- The paper presents a novel method using neural Schrödinger-Föllmer diffusion to approximate global optimization via path integral formulation.
- It reformulates optimization as minimizing the Kullback-Leibler divergence between distributions using a Boltzmann framework and Euler-Maruyama discretization.
- Empirical results show promising optimization performance in high dimensions, while scalability remains a challenge for very large parameter spaces.
Path Integral Optimiser: Global Optimisation via Neural Schr\"odinger-F\"ollmer Diffusion
The paper introduces a novel approach to global optimization using diffusion processes inspired by quantum mechanics, specifically the Schrödinger-Föllmer diffusion process. This method, termed the Path Integral Optimizer (PIO), leverages neural networks to approximate diffusion in high-dimensional spaces, aiming to improve the efficiency and efficacy of optimization across complex domains.
Theoretical Framework and Motivation
Optimization in machine learning often involves navigating high-dimensional, non-convex objective landscapes. Conventional methods like Stochastic Gradient Descent (SGD) and its variants (e.g., Adam, Adagrad) have limitations related to their reliance on first-order gradient information and difficulties in generalizing across the parameter space. Diffusion models, which have demonstrated success in sampling from structured distributions (e.g., denoising diffusion models in image generation), promise theoretical advantages and superior sampling efficiency. This paper proposes the application of these diffusion models to optimization tasks.
Methodology
The Path Integral Optimiser is built upon Zhang et al.'s Path Integral Sampler and employs a Boltzmann distribution to frame optimization as a Schrödinger bridge sampling problem. The optimization problem thus becomes one of minimizing the Kullback-Leibler divergence between an initial and target distribution, executed through a neural approximation using Fourier MLPs. The optimizer's theoretical bounds and empirical performance are evaluated.
Key components of the approach include:
- Neural Schrödinger-Föllmer Diffusion: The process is defined as a drift minimization problem using an identity-variance Itô process, with the drift term approximated by a neural network.
- Path Integral Sampler: The sampler employs Euler-Maruyama discretization and leverages neural networks to approximate the drift component, enabling efficient sampling.

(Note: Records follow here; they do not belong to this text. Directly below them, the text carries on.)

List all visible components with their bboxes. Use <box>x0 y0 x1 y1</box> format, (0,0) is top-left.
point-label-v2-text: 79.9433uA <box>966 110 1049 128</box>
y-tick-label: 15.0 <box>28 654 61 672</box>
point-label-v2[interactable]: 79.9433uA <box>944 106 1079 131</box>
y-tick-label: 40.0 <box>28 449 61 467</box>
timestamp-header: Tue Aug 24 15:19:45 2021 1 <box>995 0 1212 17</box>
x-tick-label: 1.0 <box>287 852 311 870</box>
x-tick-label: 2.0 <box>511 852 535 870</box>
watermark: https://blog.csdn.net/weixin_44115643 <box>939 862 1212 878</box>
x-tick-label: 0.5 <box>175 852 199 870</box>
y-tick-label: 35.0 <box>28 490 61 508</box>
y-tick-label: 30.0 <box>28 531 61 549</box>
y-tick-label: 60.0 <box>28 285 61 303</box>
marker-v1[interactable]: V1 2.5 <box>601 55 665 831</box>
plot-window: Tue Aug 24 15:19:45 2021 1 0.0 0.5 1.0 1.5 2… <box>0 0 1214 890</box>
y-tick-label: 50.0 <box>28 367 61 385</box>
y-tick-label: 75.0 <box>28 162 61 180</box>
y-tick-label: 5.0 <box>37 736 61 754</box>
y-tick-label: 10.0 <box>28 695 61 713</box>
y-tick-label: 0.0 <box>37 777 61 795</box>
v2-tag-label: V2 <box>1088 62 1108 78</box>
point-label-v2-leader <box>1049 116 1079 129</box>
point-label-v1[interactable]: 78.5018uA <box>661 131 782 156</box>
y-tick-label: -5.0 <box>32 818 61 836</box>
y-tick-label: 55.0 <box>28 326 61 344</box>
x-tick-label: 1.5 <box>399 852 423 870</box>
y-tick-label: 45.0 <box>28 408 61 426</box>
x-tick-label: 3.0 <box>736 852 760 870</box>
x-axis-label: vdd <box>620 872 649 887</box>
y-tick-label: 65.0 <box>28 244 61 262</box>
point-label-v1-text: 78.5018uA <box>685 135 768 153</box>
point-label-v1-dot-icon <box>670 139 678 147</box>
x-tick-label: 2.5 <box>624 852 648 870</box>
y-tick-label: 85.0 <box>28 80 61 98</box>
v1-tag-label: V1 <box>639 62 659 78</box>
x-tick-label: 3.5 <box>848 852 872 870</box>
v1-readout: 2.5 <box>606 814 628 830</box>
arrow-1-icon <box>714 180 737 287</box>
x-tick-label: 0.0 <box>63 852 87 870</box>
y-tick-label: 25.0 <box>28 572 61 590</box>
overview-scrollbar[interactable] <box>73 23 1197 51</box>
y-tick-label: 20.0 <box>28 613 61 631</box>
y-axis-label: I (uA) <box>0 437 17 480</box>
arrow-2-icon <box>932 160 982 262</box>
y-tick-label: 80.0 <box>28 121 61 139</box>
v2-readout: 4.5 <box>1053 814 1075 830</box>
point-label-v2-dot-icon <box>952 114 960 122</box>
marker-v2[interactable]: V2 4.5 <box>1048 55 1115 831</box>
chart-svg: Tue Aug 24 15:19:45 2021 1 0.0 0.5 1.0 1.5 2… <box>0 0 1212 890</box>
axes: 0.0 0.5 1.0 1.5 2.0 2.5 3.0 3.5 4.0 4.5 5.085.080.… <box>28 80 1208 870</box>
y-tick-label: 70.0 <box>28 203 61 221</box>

- Boltzmann Transformation: The optimization task is reformulated via Boltzmann transformation to align sampling goals with optimization objectives.
Results and Implications
The paper presents theoretical guarantees that underpin the optimizers' performance, illustrating that, with sufficiently small parameters, the process can converge to global minimizers.
Empirically, PIO exhibits promising optimization performance across tasks with up to 1,247 dimensions, although it struggles with significantly larger parameter spaces, such as those encountered in models with over 15,000 parameters. This indicates potential avenues for scalability improvements, such as enhancing the depth of neural approximation networks and utilizing ensemble methods.
Conclusion and Future Directions
The Path Integral Optimiser represents a noteworthy contribution to the optimization domain within machine learning, marrying the diffusion sampling process with optimization tasks. While current results are constrained by high-dimensional scalability challenges, theoretical guarantees provide a foundation for future refinements. Notable avenues for future exploration include scaling the neural drift approximation, ensemble trajectory strategies, and improved parallelization for performance optimization. This research opens up new possibilities for employing quantum-inspired diffusion processes within the field of machine learning optimization.